As an example, let me mention the BioNTech share. When no one suspected that they were dealing with a pandemic and making the world's #1 vaccine, it multiplied tenfold. But now they are a cash cow and the price has been going downhill for months.

Your cancer medication isn't helping you. That would bring in only a fraction of the current profits.

Well, with Otonomy, if they bring OTO-313 onto the market, only the very, very badly affected, like us here, would want to take it.

With my 4/10 tinnitus until 2020, I would never have wasted a thought about having something injected through my eardrum. Never.

Therefore, commercialization will be very limited.

Unfortunately.

I don't think this is the case, more than 2 million have severe tinnitus apparently in the US unless Google is lying.

Before all this crap happened to me, I would have gotten an IT shot when my tinnitus was like a 3 to be done with it forever.

And don't forget OTO-413 for hearing loss is an even bigger market.

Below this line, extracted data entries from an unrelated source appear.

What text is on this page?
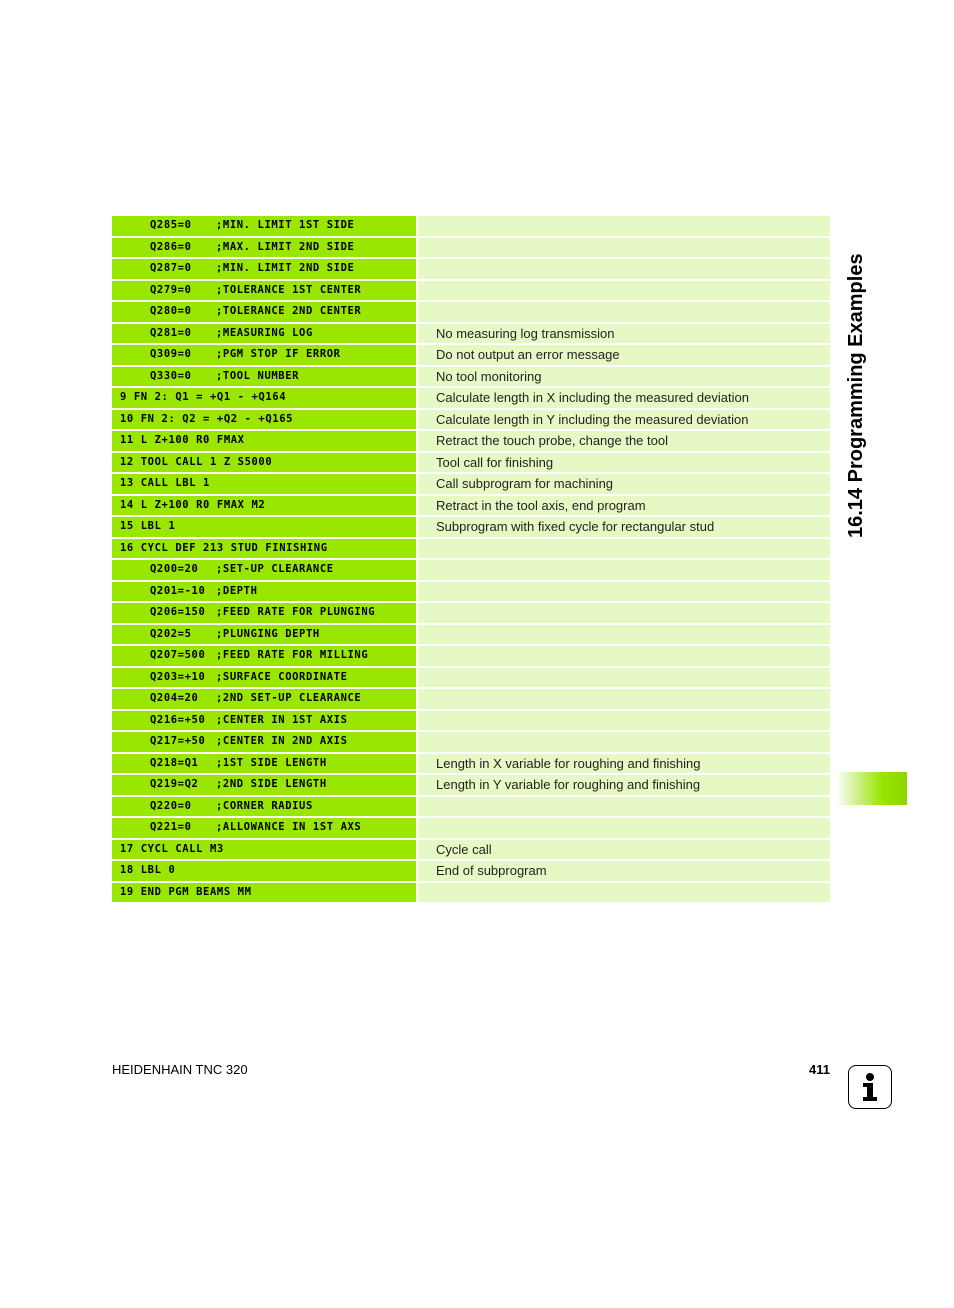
16.14 Programming Examples
Q285=0 ;MIN. LIMIT 1ST SIDE
Q286=0 ;MAX. LIMIT 2ND SIDE
Q287=0 ;MIN. LIMIT 2ND SIDE
Q279=0 ;TOLERANCE 1ST CENTER
Q280=0 ;TOLERANCE 2ND CENTER
Q281=0 ;MEASURING LOG	No measuring log transmission
Q309=0 ;PGM STOP IF ERROR	Do not output an error message
Q330=0 ;TOOL NUMBER	No tool monitoring
9 FN 2: Q1 = +Q1 - +Q164	Calculate length in X including the measured deviation
10 FN 2: Q2 = +Q2 - +Q165	Calculate length in Y including the measured deviation
11 L Z+100 R0 FMAX	Retract the touch probe, change the tool
12 TOOL CALL 1 Z S5000	Tool call for finishing
13 CALL LBL 1	Call subprogram for machining
14 L Z+100 R0 FMAX M2	Retract in the tool axis, end program
15 LBL 1	Subprogram with fixed cycle for rectangular stud
16 CYCL DEF 213 STUD FINISHING
Q200=20 ;SET-UP CLEARANCE
Q201=-10 ;DEPTH
Q206=150 ;FEED RATE FOR PLUNGING
Q202=5 ;PLUNGING DEPTH
Q207=500 ;FEED RATE FOR MILLING
Q203=+10 ;SURFACE COORDINATE
Q204=20 ;2ND SET-UP CLEARANCE
Q216=+50 ;CENTER IN 1ST AXIS
Q217=+50 ;CENTER IN 2ND AXIS
Q218=Q1 ;1ST SIDE LENGTH	Length in X variable for roughing and finishing
Q219=Q2 ;2ND SIDE LENGTH	Length in Y variable for roughing and finishing
Q220=0 ;CORNER RADIUS
Q221=0 ;ALLOWANCE IN 1ST AXS
17 CYCL CALL M3	Cycle call
18 LBL 0	End of subprogram
19 END PGM BEAMS MM
HEIDENHAIN TNC 320	411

Definitely no guarantee because if these drugs fail, the company is going under.

 

[Bambam0]

So if Otonomy succeeds, the stock could potentially triple at most.

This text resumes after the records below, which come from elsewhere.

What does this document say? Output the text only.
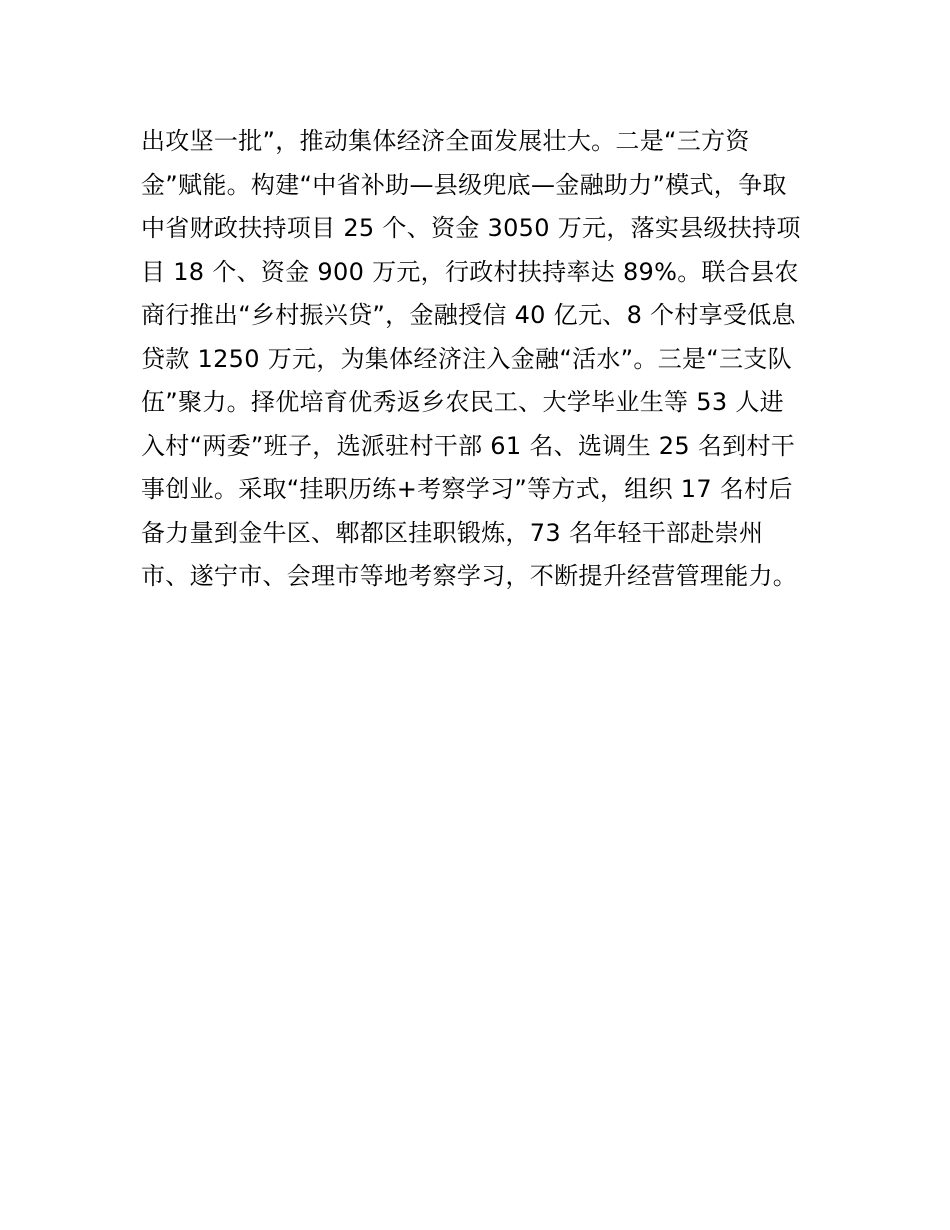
出攻坚一批”，推动集体经济全面发展壮大。二是“三方资
金”赋能。构建“中省补助—县级兜底—金融助力”模式，争取
中省财政扶持项目 25 个、资金 3050 万元，落实县级扶持项
目 18 个、资金 900 万元，行政村扶持率达 89%。联合县农
商行推出“乡村振兴贷”，金融授信 40 亿元、8 个村享受低息
贷款 1250 万元，为集体经济注入金融“活水”。三是“三支队
伍”聚力。择优培育优秀返乡农民工、大学毕业生等 53 人进
入村“两委”班子，选派驻村干部 61 名、选调生 25 名到村干
事创业。采取“挂职历练+考察学习”等方式，组织 17 名村后
备力量到金牛区、郫都区挂职锻炼，73 名年轻干部赴崇州
市、遂宁市、会理市等地考察学习，不断提升经营管理能力。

WUT. This stock was worth triple 1 year ago.

 

[Eliot Martin]

FX-322 + FX-345 + OTO-313 + OTO-413 + NHPN-1010 = Tinnitus diminished + Hearing gain.

 

[Exit]

FX-322 + FX-345 + OTO-313 + OTO-413 + NHPN-1010 = Tinnitus diminished + Hearing gain.

Take them all and see what happens

 

[Nobody19]

WUT. This stock was worth triple 1 year ago.

Their Phase 3 trial for a Meniere drug failed.

About commercialization, I think quite some people who just have tinnitus might get this shot. It takes a while before habituation kicks in.

 

[Brian Newman]

FX-322 + FX-345 + OTO-313 + OTO-413 + NHPN-1010 = Tinnitus diminished + Hearing gain.

Hahah if only. Imagine.

 

[Toby1972]

@Toby1972, the injection into the ear is really no more painful than getting the vaccines.

I don't mean the process itself of piercing the eardrum, but having an injection that you don't know exactly, a process that would have to hit exactly the right area in the ear, something that we don't know the long-term effects of. I think only grade 3 and 4 (out of 4) patients would dare to do that.

 

[Exit]

I don't mean the process itself of piercing the eardrum, but having an injection that you don't know exactly, a process that would have to hit exactly the right area in the ear, something that we don't know the long-term effects of. I think only grade 3 and 4 (out of 4) patients would dare to do that.

If the ENTs got an incentive to push it to newcomers, I'm sure most will try after a month or two with no improvements on their own.